If the state has failed to create a universally accepted citizenship framework despite decades of legislation, censuses, identity programmes, voter registration drives, and digital databases, should the entire burden continue to fall on ordinary and vulnerable citizens? 

Why should a poor Dalit or Muslim labourer be expected to preserve documents across generations when governments themselves have repeatedly failed to maintain error-free records and have changed procedures and standards of verification from time to time?

After 79 years of Independence, the politics of citizenship should end

A democratic state has every right to identify illegal migrants and protect national security. But it also has a responsibility to protect the rights of its vulnerable people and ensure that their citizens are not trapped in endless cycles of documentation and verification. 

Citizenship cannot become a never-ending test for ordinary people.

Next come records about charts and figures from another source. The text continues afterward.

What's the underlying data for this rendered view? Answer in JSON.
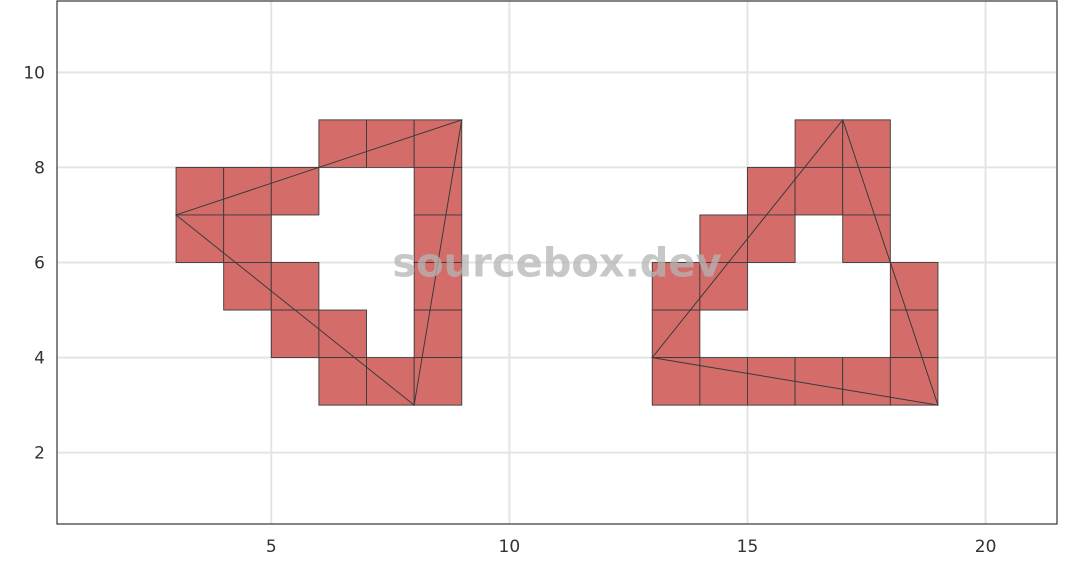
{
  "chart_data": {
    "type": "heatmap",
    "title": "",
    "xlabel": "",
    "ylabel": "",
    "xlim": [
      0.5,
      21.5
    ],
    "ylim": [
      0.5,
      11.5
    ],
    "x_ticks": [
      5,
      10,
      15,
      20
    ],
    "y_ticks": [
      2,
      4,
      6,
      8,
      10
    ],
    "grid": true,
    "fill_color": "#D46D6A",
    "edge_color": "#3A3A3A",
    "cell_size": 1,
    "shapes": [
      {
        "cells": [
          [
            6,
            9
          ],
          [
            7,
            9
          ],
          [
            8,
            9
          ],
          [
            3,
            8
          ],
          [
            4,
            8
          ],
          [
            5,
            8
          ],
          [
            8,
            8
          ],
          [
            3,
            7
          ],
          [
            4,
            7
          ],
          [
            8,
            7
          ],
          [
            4,
            6
          ],
          [
            5,
            6
          ],
          [
            8,
            6
          ],
          [
            5,
            5
          ],
          [
            6,
            5
          ],
          [
            8,
            5
          ],
          [
            6,
            4
          ],
          [
            7,
            4
          ],
          [
            8,
            4
          ]
        ],
        "triangle": [
          [
            3,
            7
          ],
          [
            9,
            9
          ],
          [
            8,
            3
          ]
        ]
      },
      {
        "cells": [
          [
            16,
            9
          ],
          [
            17,
            9
          ],
          [
            15,
            8
          ],
          [
            16,
            8
          ],
          [
            17,
            8
          ],
          [
            14,
            7
          ],
          [
            15,
            7
          ],
          [
            17,
            7
          ],
          [
            13,
            6
          ],
          [
            14,
            6
          ],
          [
            18,
            6
          ],
          [
            13,
            5
          ],
          [
            18,
            5
          ],
          [
            13,
            4
          ],
          [
            14,
            4
          ],
          [
            15,
            4
          ],
          [
            16,
            4
          ],
          [
            17,
            4
          ],
          [
            18,
            4
          ]
        ],
        "triangle": [
          [
            13,
            4
          ],
          [
            17,
            9
          ],
          [
            19,
            3
          ]
        ]
      }
    ]
  },
  "watermark": "sourcebox.dev"
}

National security cannot be strengthened by creating uncertainty within the country and making people lose faith in the system.

The continuing questions around citizenship and the controversies surrounding the NRC, CAA, and now SIR show that India has not yet resolved the citizenship question. 

Nearly 80 years after Independence, the country is still debating who is a citizen, what constitutes a national security threat, what electoral integrity requires, and how the rights of ordinary citizens can be protected.

The tragedy is that while governments change, laws change, and political narratives change, millions of Indians continue to carry the same burden of fear and uncertainty about their existence. 

One day they may again be asked to prove whether they belong to the country where they were born, lived, worked, and voted all their lives.

The 19 lakh people excluded from the Assam NRC, the 90 lakh people affected by the SIR exercise in West Bengal, the 89 lakh people identified in Telangana, and crores of people across the country — a majority of them from Dalit, Muslim, and backward communities — are asking the same question: What is the proof of Indian citizenship, and when will this cycle of being treated as doubtful citizens come to an end? 

SQ Masood is a social activist based in Hyderabad.

Views expressed are the author’s own.